The ensuing text of this Section 4.1.1 ends in the statement that the hydroxide to phenol ratio used according to Example II of D5 fell within the scope of dependent Claim 11A, followed by the statement "Thus, D5 discloses the "sufficient amount" of alkali as claimed in Claim 1A of the opposed patent."
This conclusion, while literally concerning Claim 1A, relates in fact to the combination of the features of Claim 1A and Claim 11A appended thereto, because the anticipation of a feature of a dependent claim (here Claim 11A) by the disclosure of a citation (here D5) presupposes that the respective embodiment comprises all features of the respective independent claim (here Claim 1A). However, there is again no reasoning in this Section 4.1.1 which could serve as a logical basis for the conclusion that feature (e) of Claim 1A was met by Example II of D5. As mentioned in paragraph 184.108.40.206 supra the viscosity increase reported in the table in column 4 - which, moreover, is not referred to in Section 4.1.1 of the appealed decision - does not form a viable prima facie basis for such a conclusion.

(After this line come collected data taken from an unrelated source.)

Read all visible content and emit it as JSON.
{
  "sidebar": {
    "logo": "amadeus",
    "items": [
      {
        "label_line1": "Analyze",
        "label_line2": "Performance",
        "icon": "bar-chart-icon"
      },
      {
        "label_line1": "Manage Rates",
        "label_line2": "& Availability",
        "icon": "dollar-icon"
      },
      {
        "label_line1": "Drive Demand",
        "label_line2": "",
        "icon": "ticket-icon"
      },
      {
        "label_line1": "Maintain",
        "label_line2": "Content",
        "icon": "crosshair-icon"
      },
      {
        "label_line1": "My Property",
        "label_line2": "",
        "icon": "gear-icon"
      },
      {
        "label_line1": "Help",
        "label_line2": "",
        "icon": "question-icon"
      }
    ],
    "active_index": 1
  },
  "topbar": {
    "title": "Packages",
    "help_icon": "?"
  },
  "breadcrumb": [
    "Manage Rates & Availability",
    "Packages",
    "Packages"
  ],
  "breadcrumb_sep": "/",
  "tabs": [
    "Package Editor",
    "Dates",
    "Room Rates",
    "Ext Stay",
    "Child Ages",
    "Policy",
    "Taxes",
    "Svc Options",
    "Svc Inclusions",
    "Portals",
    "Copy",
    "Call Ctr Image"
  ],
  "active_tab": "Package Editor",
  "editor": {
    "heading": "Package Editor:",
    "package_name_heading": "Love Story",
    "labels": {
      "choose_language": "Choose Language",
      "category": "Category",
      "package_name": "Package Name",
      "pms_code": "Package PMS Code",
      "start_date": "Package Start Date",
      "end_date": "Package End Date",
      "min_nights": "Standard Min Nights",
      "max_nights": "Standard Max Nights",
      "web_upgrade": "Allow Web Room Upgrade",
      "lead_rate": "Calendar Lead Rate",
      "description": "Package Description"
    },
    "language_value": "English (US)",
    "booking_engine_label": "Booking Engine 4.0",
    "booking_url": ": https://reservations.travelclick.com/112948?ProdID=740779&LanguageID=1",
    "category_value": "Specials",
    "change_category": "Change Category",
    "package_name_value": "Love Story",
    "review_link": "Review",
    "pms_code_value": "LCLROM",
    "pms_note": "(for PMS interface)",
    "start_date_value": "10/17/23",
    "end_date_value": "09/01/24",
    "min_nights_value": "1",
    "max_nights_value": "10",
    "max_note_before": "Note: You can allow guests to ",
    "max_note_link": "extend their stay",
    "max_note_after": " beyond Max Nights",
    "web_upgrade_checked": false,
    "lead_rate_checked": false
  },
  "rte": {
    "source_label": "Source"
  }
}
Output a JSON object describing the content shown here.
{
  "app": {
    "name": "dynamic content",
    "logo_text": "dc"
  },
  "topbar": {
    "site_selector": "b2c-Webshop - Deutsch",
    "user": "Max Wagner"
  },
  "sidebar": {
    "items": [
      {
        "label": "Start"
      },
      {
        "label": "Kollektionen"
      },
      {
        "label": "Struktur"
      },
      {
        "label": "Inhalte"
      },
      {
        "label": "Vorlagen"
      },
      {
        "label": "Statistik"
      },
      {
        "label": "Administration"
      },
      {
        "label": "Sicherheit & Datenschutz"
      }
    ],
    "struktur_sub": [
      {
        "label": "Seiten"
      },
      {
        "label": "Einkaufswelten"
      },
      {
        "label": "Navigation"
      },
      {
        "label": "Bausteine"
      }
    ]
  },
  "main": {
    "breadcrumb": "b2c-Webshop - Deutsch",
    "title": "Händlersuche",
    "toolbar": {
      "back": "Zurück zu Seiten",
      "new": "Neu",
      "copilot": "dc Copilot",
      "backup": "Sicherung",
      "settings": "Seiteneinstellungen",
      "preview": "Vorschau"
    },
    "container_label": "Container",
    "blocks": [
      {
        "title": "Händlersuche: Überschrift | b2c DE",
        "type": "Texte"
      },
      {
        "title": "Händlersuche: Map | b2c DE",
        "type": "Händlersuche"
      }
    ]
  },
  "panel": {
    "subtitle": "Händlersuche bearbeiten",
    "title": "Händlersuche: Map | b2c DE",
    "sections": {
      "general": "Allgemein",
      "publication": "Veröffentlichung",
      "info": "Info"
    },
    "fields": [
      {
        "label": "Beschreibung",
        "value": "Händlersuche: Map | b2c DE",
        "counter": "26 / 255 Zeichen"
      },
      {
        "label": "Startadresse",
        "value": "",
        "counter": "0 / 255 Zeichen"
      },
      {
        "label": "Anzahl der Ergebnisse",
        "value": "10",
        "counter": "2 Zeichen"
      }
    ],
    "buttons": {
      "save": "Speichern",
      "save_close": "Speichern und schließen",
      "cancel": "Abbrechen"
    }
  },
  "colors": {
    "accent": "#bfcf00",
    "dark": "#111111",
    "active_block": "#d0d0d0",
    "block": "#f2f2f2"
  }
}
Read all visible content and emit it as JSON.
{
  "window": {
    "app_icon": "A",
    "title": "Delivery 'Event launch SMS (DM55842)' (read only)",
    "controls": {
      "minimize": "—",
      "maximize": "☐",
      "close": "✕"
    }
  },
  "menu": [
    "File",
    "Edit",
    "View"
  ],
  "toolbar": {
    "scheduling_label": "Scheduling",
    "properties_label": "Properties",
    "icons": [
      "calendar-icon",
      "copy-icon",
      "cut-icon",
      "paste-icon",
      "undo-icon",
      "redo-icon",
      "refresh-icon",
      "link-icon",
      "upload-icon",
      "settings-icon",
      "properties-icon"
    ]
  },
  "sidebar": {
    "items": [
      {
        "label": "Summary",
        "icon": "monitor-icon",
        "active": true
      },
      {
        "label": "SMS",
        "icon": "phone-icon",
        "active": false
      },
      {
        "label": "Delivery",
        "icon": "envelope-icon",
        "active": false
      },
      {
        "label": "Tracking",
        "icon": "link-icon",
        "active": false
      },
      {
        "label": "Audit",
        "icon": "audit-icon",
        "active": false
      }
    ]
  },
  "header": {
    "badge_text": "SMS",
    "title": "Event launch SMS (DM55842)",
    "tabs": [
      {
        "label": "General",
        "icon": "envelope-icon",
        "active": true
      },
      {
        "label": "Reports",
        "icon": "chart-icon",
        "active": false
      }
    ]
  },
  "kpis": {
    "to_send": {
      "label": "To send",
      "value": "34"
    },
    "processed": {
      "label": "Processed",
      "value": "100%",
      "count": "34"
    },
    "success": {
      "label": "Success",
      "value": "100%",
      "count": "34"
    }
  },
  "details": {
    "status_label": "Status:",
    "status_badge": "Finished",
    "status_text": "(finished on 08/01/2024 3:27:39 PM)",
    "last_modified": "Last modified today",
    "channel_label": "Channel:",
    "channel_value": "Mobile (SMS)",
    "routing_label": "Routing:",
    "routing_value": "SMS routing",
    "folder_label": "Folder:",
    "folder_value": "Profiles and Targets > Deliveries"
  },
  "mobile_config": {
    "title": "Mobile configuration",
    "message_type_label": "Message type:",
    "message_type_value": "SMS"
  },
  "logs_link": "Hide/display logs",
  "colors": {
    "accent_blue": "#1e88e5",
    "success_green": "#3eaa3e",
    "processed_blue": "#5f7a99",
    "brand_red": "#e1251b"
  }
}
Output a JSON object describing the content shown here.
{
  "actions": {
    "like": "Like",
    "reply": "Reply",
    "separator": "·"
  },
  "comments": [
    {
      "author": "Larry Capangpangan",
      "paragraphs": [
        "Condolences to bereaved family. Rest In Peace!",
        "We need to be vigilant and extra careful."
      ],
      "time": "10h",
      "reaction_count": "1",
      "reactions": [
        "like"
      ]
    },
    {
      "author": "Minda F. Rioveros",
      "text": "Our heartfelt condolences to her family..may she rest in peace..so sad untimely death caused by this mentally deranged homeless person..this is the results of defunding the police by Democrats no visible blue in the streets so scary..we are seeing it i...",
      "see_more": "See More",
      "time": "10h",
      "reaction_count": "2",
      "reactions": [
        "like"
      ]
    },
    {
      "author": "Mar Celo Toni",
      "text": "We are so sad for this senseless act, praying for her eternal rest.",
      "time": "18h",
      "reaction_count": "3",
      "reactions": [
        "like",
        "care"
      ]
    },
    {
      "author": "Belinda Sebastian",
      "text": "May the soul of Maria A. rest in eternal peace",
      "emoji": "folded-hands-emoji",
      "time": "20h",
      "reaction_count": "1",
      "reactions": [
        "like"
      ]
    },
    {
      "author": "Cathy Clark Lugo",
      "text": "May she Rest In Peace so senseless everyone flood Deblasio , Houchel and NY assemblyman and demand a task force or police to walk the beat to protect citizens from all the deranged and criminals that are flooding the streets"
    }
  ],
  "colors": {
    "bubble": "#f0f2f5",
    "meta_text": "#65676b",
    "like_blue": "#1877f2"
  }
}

2.5. It follows that the conclusion in the last sentence of Section 4.1 of the appealed decision, namely that "all features of Claim 1A can be taken from this document [D5]" lacks a reasoning that would cover all features of this claim.
2.6. With respect to the Appellant's contention (cf. paragraph V.3 supra) that the Opposition Division "clearly ignored everything that was argued on our side" it is noted that neither the minutes of the oral proceedings before the Opposition Division on 28 June 1994 nor the "Summary of Facts and Submissions" of the appealed decision itself contain the slightest hint at the arguments brought forward by the parties.
In addition, one would have expected to find in the "Reasons of the Decision" a counterpart to the reference in point 5 of the "Summary of Facts and Submissions" to the Enlarged Board Decisions G 2/88 and G 6/88, e.g. at least some considerations about the impact of a functional definition on the novelty of the claimed subject-matter.
The Board regards this as a very undesirable state of affairs.
2.7. Thus, the conclusion that the subject-matter of Claim 1 lacks novelty is nothing else but an unsubstantiated allegation that contravenes the provisions of Rule 68(2) EPC, which requires the decisions of the EPO to be reasoned.
It is not possible therefore for the parties to the proceedings to know how the Opposition Division arrived at its conclusion of lack of novelty. By that the losing party is deprived of its legitimate right to challenge the reasoning on which the decision was based, which is the very purpose of the proceedings before the Boards of Appeal (cf. decision of the Enlarged Board G 9/91, OJ 93, 408, paragraph 18).
3. Thus, the Board holds that, as far as the revocation of the patent in suit because of lack of novelty over document D5 is concerned, the de facto absence of a reasoning in the decision under appeal represents a substantial procedural violation.
4. In line with other decisions of the Boards of Appeal (e.g. T 292/90 of 16 November 1992; T 522/90 of 8 September 1993) the Board decides that, in view of the substantial procedural violation occurred, the decision under appeal must be set aside and the case remitted to the first instance in application of Article 111(1) EPC, without decision on the merits of the case.
5. In view of the above and the presence of a specific request for the reimbursement of the appeal fee, the Board considers such reimbursement to be equitable and so orders it under Rule 67 EPC.
6. In the circumstances the Appellant's request for oral proceedings need not be taken into account.
For these reasons it is decided that:
1. The decision under appeal is set aside.
2. The case is remitted to the first instance with the order for further prosecution.
3. The appeal fee is to be reimbursed.